The Sound finds the Campbells continuing to set the bar ridiculously high. Even the disc's title could seem a bit pretentious, as if somehow the sisters wanted to make a statement on the very state of music in 2008. That's actually not too big a stretch: The Sound is the most progressive urban disc to come out of Christian and gospel music in 2008, and possibly even mainstream music.

It's unclear how they do it, but look no further than the title track for a wild and jaw-dropping Technicolor ride that would sound more at home on an Austin Powers film soundtrack than on an urban gospel disc. Yet the quirkiness works, setting the tone for the disc faster than you can say, "Yeah, baby!"

Just when you think Mary Mary couldn't possibly hit you over the head any harder, they knock you unconscious with first single "Get Up," a top-to-bottom club banger with ethereal verses, dizzying horns, and an empowering message about not conforming to the status quo. The song is so rhythmic it's currently on the rise on Billboard's dance charts, on top of its gospel and urban runs.
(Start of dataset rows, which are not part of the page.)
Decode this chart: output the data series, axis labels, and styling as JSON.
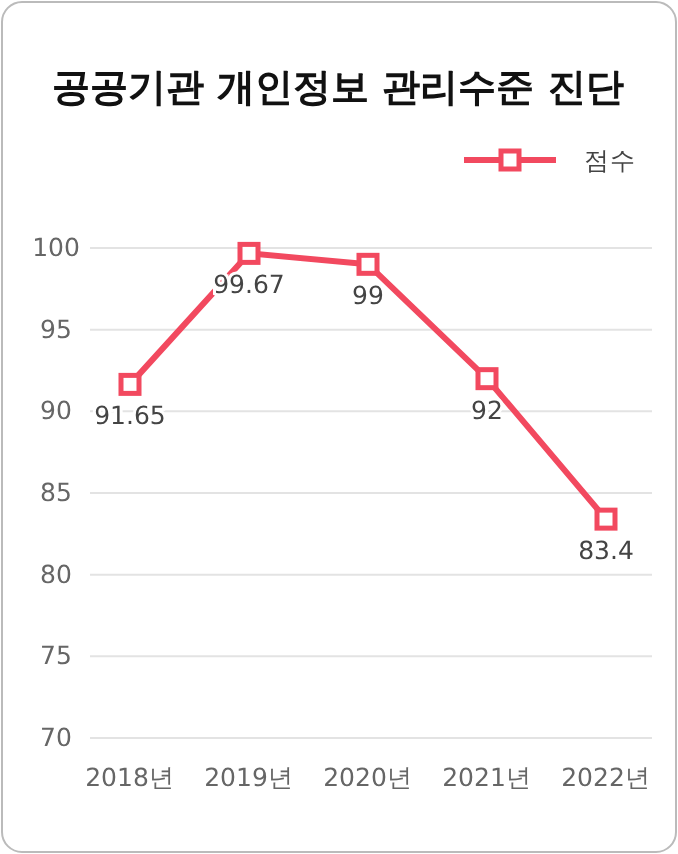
{
  "chart_data": {
    "type": "line",
    "title": "공공기관 개인정보 관리수준 진단",
    "categories": [
      "2018년",
      "2019년",
      "2020년",
      "2021년",
      "2022년"
    ],
    "series": [
      {
        "name": "점수",
        "color": "#f2495f",
        "values": [
          91.65,
          99.67,
          99,
          92,
          83.4
        ]
      }
    ],
    "ylim": [
      70,
      100
    ],
    "yticks": [
      70,
      75,
      80,
      85,
      90,
      95,
      100
    ],
    "grid": "y",
    "legend": "top right",
    "marker": "square",
    "line_style": "solid",
    "data_labels": true
  }
}
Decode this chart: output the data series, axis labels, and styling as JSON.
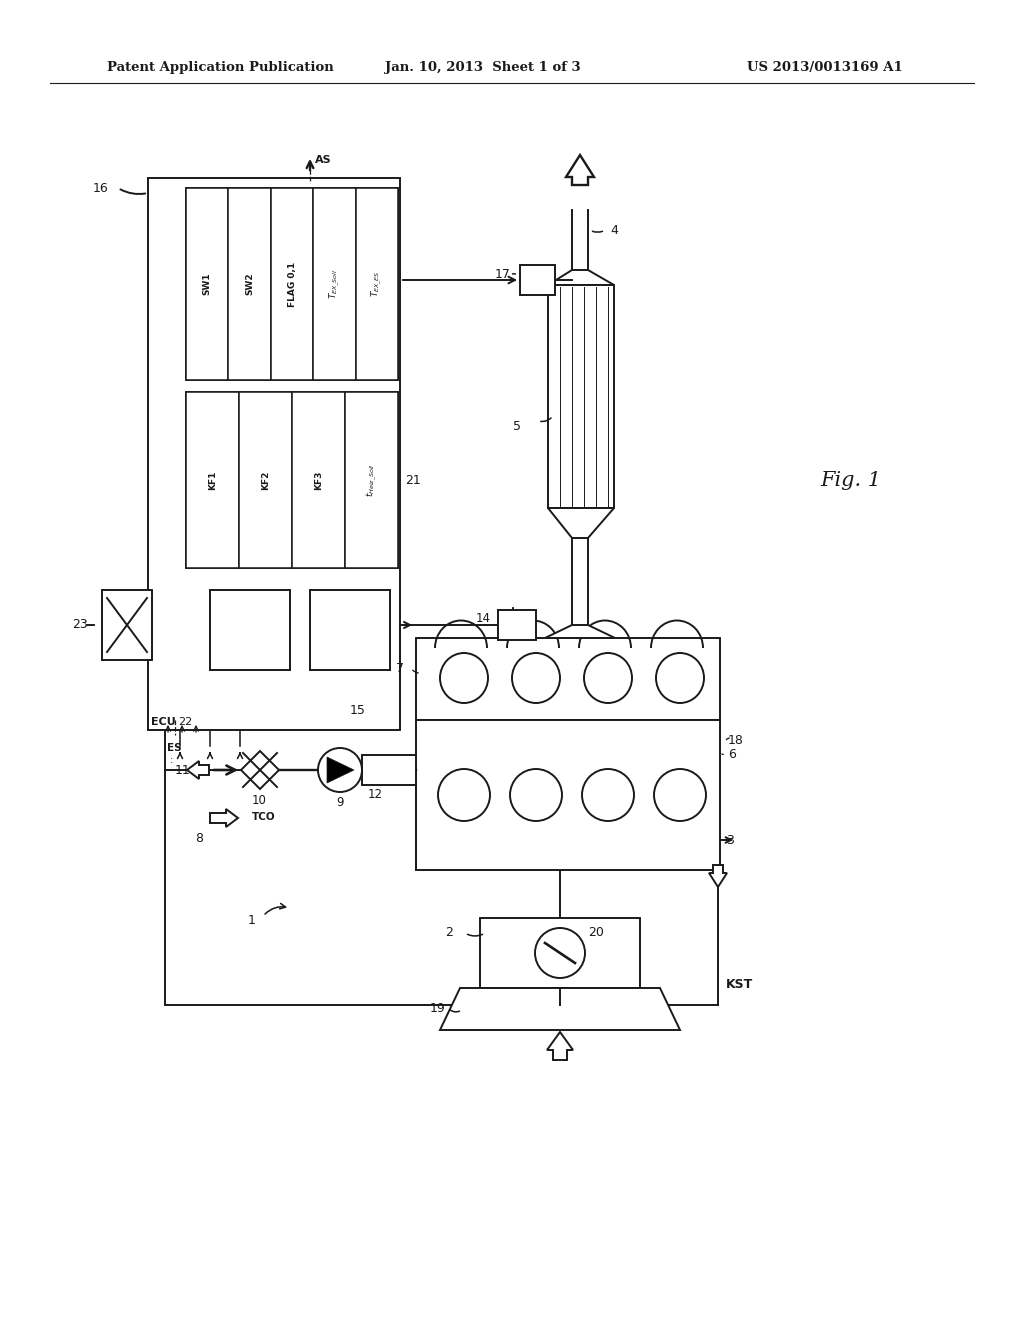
{
  "header_left": "Patent Application Publication",
  "header_center": "Jan. 10, 2013  Sheet 1 of 3",
  "header_right": "US 2013/0013169 A1",
  "bg_color": "#ffffff",
  "lc": "#1a1a1a"
}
The first half is almost exclusively skewed to the urban contingent that Mary Mary has consistently catered to. Perhaps the most genuinely urban track on The Sound is the collaboration with Kierra "KiKi" Sheard, a mid-tempo jam with a head-nodding beat and an insistent hook that could get stuck on your head for days.

Even when the sisters slow it down a little bit, they refuse to play it safe. In the more vertical stretch of The Sound, songs like "I'm Runnin'" and "Forgiven" take advantage of Mary Mary's predilection for '70s R&B, featuring swirling strings, soft horns, and warm drum cadences that recall Motown's heyday. Later, "Seattle" and "I Worship You" flow right into each other for a seamless worship session—the former a prayer that asks the Holy Spirit to fall like rain on America's Emerald City, the latter a simple song of adoration.
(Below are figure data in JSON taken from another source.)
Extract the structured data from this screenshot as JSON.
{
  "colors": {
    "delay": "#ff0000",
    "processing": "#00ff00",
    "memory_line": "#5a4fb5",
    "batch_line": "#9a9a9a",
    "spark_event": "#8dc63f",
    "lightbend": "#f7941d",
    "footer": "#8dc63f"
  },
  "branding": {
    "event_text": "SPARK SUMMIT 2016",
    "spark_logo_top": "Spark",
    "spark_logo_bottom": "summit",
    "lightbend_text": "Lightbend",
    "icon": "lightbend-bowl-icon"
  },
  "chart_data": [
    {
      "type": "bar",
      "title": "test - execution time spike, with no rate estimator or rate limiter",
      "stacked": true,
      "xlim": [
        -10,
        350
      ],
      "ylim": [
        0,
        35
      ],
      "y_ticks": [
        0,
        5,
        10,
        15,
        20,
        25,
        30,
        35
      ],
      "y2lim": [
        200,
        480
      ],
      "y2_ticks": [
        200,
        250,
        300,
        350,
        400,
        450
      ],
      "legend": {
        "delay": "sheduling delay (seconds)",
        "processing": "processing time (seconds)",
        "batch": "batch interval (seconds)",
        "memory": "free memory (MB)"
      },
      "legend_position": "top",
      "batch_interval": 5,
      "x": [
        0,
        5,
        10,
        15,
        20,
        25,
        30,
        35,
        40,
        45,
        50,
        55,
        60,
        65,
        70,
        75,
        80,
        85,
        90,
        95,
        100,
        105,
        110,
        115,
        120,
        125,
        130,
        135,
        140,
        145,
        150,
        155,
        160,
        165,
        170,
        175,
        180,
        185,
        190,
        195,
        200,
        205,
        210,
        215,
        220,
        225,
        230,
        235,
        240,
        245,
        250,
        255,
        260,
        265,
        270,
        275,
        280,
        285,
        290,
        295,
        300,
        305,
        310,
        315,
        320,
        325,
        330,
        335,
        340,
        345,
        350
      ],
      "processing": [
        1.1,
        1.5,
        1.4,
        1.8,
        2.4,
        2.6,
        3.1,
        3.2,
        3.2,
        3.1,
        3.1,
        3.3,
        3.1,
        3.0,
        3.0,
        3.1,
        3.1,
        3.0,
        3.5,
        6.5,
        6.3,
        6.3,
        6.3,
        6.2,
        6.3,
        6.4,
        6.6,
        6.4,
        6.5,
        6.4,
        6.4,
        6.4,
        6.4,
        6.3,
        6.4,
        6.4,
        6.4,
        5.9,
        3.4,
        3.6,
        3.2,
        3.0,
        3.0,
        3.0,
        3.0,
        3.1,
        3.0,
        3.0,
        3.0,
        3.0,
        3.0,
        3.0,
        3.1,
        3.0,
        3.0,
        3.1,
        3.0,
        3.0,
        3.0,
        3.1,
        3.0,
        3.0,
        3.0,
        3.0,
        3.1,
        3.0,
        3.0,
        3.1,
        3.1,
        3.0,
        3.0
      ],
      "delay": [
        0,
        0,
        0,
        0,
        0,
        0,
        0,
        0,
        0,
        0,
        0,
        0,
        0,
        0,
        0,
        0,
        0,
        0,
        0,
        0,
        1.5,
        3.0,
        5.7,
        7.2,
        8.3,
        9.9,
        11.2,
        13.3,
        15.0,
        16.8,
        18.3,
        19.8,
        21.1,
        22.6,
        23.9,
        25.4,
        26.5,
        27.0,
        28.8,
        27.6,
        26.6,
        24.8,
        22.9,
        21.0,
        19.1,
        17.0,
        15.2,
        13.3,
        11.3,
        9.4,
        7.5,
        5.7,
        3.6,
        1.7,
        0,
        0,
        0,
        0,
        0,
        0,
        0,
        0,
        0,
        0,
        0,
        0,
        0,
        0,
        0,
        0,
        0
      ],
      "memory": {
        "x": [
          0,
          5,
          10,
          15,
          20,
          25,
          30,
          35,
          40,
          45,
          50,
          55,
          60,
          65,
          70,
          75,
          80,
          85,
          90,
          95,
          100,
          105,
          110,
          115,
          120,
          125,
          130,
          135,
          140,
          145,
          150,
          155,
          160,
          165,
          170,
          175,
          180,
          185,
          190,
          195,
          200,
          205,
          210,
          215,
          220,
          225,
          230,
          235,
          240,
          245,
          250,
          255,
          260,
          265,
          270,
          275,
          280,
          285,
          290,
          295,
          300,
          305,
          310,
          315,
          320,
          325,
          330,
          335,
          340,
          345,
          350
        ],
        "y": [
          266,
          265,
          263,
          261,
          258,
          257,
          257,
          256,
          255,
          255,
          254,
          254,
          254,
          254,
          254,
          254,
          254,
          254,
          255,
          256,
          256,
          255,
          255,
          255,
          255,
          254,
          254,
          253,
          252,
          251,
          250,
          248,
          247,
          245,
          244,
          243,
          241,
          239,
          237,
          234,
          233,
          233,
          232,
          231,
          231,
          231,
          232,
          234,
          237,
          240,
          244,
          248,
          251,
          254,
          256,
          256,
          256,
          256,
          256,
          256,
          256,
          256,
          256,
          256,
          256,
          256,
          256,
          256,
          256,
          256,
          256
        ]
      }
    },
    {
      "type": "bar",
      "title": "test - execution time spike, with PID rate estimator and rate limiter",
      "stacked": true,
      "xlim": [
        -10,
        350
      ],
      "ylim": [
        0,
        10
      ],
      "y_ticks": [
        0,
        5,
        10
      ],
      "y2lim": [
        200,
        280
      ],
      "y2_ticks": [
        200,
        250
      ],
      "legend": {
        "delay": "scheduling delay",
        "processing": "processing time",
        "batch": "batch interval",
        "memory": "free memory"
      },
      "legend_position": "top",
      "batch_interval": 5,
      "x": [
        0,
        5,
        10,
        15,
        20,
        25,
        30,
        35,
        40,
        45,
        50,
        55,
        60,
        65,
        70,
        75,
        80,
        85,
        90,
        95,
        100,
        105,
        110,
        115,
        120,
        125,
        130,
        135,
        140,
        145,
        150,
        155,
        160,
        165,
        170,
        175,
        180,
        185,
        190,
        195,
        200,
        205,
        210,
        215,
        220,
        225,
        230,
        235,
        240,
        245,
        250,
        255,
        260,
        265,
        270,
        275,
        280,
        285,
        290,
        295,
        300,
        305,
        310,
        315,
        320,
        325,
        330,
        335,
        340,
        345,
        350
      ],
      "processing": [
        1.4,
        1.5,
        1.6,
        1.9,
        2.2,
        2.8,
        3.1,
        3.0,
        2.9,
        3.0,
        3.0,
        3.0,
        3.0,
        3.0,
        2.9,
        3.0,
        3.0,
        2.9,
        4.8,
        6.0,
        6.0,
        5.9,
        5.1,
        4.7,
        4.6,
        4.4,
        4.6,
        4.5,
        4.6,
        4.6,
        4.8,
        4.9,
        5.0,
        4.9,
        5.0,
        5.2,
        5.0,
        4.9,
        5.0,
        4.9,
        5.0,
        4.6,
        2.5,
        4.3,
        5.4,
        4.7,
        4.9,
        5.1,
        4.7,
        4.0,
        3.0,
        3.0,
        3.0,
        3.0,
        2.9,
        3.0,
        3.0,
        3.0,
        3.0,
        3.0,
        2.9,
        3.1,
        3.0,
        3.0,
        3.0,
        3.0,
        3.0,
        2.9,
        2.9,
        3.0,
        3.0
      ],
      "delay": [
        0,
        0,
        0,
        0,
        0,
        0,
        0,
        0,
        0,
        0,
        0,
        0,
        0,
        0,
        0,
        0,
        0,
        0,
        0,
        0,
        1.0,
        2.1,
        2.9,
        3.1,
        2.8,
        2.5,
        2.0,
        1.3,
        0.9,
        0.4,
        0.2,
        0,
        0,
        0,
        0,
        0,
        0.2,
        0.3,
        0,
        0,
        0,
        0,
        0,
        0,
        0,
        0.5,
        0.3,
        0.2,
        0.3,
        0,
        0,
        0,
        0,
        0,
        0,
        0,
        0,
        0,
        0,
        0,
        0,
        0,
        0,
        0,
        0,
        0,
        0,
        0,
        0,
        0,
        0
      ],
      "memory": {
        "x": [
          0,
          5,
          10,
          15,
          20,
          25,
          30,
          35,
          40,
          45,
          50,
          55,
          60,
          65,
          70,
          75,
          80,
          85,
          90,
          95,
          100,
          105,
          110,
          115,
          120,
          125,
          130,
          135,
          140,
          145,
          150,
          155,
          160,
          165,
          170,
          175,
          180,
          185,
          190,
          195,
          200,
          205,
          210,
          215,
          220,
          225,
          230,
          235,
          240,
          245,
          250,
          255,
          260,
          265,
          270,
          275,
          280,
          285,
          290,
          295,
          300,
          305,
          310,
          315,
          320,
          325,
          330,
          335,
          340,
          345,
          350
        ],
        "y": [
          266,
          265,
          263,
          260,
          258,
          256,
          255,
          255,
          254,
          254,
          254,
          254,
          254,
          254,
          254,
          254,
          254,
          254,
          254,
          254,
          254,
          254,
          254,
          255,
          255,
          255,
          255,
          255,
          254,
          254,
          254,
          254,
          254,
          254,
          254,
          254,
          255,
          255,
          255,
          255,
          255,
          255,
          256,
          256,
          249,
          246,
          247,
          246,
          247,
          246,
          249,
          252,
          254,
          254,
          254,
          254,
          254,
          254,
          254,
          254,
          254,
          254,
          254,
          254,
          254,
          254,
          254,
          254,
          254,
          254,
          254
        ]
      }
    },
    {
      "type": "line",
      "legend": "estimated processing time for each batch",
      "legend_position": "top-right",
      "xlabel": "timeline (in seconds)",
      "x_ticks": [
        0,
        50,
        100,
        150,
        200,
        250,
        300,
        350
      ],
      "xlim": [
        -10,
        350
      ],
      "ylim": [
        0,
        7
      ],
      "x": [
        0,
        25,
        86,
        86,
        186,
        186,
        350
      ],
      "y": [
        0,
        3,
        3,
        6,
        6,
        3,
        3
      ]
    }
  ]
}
To an extent, there's a certain youngness to a couple of the songs that somehow belies Mary Mary's ear for style and innovation. The crunk anthem "Superfriend" is the worst offender, with its blaring fake horns, plodding cadence, and an unimpressive cameo from Southern emcee David Banner. Then there's the happy-go-lucky "Boom," a sunny number that sounds like a b-side to the sisters' much superior 2005 single "Heaven."

Outside those two tracks The Sound is an undisputed triumph. Some may be disappointed that the gospel music quotient is kept at bay in favor of more modern sounds, but that's always been Mary Mary's core approach. If anything, The Sound amplifies their potential for reaching beyond stylistic boundaries, deepening the creative well from which they draw, and setting a new standard of excellence in urban and gospel music. Mary Mary knows how to do it right. Newcomers, take copious notes.